The main thing to note here is that the custom filter is a subclass of XML::SAX::Base. This allows us to only add the callbacks we need to and provides defaults for the others. It also provides a first class object that lets us store arbitrary data between callbacks.

The start_element and characters callbacks store node information about the title and category nodes. Notices how ::SUPER is not called for these elements. This effectively removes this information from the SAX stream.

The end_element callback does the same thing as the other two when dealing with the title and category nodes. It also provides the functionality I describe in the specification when dealing with the record node's end tag.

Note how in the XML document that the properties are not in the same order for each record, but since we do not deal with the specified properties until the end_element callback for the record, the functionality is not affected.

Lets run the program:

$ perl modify_category.pl
<?xml version='1.0'?>
<records>
  <record>
    <publisher>O&apos;Reilly</publisher>
    <url>http://www.oreilly.com/catalog/learnperl4/</url>
    <category>Programming,Learning,Perl</category>
    <title>Learning Perl</title></record>
  <record>
    <publisher>O&apos;Reilly</publisher>
    <url>http://www.oreilly.com/catalog/9780596529864/index.html</url>
    <category>Programming,Learning,Ruby</category>
    <title>Learning Ruby</title></record>
  <record>
    <publisher>O&apos;Reilly</publisher>
    <url>http://www.oreilly.com/catalog/lpython2/index.html</url>
    <category>Programming,Learning,Python</category>
    <title>Learning Python</title></record>
</records>
[download]

Finally, it should be pretty fast for you. I've processed files that were 10s of gigabytes in size doing the same types of things, and it performed quite nicely.

Regards,

trwww

[reply]
[d/l]
[select]

Re^2: Modifying Records with XML::SAX::ByRecord

by Jenda (Abbot) on Aug 31, 2007 at 00:23 UTC

I don't know whether it's against the rules of XML (I seriously doubt it!) but I've met way too many cases when the other party insisted that the tags are in a specific order so I would be very wary of changing the order. I'd suggest XML::Twig or XML::Rules for this and processing the whole records. If there are hundreds of thousands of them i do think it's safe to assume the individual records are rather small.

Jenda
Support Denmark!
Defend the free world!

[reply]

Re^3: Modifying Records with XML::SAX::ByRecord

by trwww (Priest) on Aug 31, 2007 at 03:51 UTC

Hi Jenda

I don't know whether it's against the rules of XML (I seriously doubt it!)

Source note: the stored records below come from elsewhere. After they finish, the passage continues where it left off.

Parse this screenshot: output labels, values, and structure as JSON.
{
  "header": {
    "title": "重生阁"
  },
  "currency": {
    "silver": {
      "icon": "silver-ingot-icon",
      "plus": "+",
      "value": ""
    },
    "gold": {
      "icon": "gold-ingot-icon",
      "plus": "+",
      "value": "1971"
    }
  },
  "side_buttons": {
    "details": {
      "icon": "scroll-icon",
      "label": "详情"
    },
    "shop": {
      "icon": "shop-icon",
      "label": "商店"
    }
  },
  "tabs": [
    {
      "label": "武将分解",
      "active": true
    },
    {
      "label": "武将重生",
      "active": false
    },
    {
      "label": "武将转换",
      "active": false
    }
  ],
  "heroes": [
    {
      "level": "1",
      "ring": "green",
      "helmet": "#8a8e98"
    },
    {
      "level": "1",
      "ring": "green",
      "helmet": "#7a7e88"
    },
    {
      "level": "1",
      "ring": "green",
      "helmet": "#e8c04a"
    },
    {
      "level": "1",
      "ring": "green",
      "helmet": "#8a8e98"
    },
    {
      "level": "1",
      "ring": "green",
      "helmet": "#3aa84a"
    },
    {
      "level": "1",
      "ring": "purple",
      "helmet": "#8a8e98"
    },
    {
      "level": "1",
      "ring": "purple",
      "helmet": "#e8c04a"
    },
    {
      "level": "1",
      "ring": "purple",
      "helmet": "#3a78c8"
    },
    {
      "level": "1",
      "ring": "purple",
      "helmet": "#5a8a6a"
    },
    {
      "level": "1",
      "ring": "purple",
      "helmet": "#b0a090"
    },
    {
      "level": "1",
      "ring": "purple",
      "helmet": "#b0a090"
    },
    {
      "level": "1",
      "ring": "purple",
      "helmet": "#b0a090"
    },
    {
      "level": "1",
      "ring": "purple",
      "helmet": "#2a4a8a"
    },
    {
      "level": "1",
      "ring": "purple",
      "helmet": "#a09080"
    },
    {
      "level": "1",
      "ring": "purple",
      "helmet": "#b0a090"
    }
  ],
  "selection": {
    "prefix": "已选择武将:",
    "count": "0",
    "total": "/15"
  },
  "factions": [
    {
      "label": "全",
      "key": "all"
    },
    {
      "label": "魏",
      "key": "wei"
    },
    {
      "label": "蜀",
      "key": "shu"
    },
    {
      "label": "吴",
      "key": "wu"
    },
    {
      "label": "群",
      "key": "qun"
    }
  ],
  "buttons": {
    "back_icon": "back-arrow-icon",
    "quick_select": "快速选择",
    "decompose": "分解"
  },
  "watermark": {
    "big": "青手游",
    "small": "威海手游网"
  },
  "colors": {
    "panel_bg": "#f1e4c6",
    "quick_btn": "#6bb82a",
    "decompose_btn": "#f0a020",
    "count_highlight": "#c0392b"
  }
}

I was speaking out of turn. I'm not sure either. It is easy to prove by defining it in either a document declaration or a xml schema. If that is possible, it is legal.

but I've met way too many cases when the other party insisted that the tags are in a specific order so I would be very wary of changing the order.

An artificial limitation with things like XPath. But I can see how it happens, too.

If there are hundreds of thousands of them i do think it's safe to assume the individual records are rather small.

My experience is different :-) But yes if I can assume the records are smallish, your advice is better in many ways (a lot more code is already written for you). I should have mentioned that.